Хозяин прибежал почти через полчаса.
Сунул взлохмаченную голову в выбитое окно, чихнул, как кот, съевший чужое мясо, потом оперся руками о подоконник и влез в хату. Влезши, сразу побежал отпирать дверь в сенях. Следом за ним вошли двое плечистых мужчин с ружьями. В хате было совсем тихо, не слышно было ни стона, ни плача детей. Хозяин окликнул жену, но она не отозвалась. Тогда он зажег спичку и увидел у своих ног только спутанные вожжи…
Когда через некоторое время вместе со Светланой прибежала на хутор вся группа бойцов, в хате уже не было ни хозяина, ни тех плечистых мужчин с ружьями. На полу валялись те же вожжи, только они были теперь мокрые, а местами в крови. Рядом с вожжами лежала хозяйка и тихо, изнеможенно стонала. Возле нее сидели заплаканные и испуганные до полусмерти дети.
С первого дня войны не было у хлопцев ни одной беззаботной ночи, а эта выдалась самая тревожная, самая опасная. Все понимали: хуторянин со своими дружками убежал из хаты неспроста, он может навести сюда немцев или какую-нибудь полицейскую погань. Возможно, он даже и теперь притаился где-нибудь в засаде и ждет удобного случая, чтобы нашкодить. Но надо искать Зину. Что известно бойцам о Зине? То, что на бегу рассказала им Светлана. И еще удалось выдавить два-три слова у изувеченной хозяйки. Она сказала, что развязала Зине руки и ноги, помогла ей вылезти в окно, а больше ничего не знает и не помнит. Может, хозяин со своими подручными захватил девушку возле хутора и потащил в деревню? Может, девушка, вконец обессиленная, свалилась где-нибудь в кустах? Да, так могло быть, но все равно, что бы ни случилось, бойцы должны найти, должны спасти своего товарища.
Близится тихий летний рассвет. На траве и на густых ольховых кустах лежала крупная роса, в далеком березняке уже раза два звинькнула какая-то ранняя птичка.

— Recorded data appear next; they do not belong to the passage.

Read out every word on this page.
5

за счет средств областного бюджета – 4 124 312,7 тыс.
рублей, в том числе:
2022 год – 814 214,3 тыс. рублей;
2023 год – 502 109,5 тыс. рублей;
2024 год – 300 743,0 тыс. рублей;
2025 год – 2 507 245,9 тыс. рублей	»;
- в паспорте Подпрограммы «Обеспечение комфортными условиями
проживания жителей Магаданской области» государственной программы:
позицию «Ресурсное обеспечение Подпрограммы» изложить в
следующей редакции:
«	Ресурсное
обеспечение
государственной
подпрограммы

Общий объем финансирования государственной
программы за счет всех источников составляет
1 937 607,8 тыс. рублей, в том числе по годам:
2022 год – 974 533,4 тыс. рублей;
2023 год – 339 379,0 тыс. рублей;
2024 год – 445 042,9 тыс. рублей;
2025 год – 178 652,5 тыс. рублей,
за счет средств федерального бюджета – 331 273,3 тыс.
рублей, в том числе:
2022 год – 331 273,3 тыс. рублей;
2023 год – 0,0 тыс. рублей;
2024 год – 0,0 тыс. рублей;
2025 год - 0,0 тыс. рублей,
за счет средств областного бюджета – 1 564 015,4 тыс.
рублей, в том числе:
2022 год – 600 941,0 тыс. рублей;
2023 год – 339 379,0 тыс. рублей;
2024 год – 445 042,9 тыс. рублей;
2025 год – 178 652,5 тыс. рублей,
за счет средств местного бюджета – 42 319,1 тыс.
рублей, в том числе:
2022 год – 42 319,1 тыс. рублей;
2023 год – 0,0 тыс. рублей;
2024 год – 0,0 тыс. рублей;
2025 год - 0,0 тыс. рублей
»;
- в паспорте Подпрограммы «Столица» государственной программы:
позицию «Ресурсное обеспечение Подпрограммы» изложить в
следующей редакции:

Машкин дал команду осмотреть все вокруг хутора, а потом собраться на поляне за кустами. Светлану он оставил при себе. Она так устала, так переволновалась, что чуть держалась на ногах. Вскоре все вернулись на полянку, и каждый доложил, что ничего не найдено. Посоветовались сообща, а потом был отдан приказ основной группе идти фронтом по обеим сторонам дороги до того места, где была временная стоянка. Идти и осматривать каждый куст, каждую прогалинку. Грицко же и Михалу надо было пробраться в деревню и выведать, что там происходит.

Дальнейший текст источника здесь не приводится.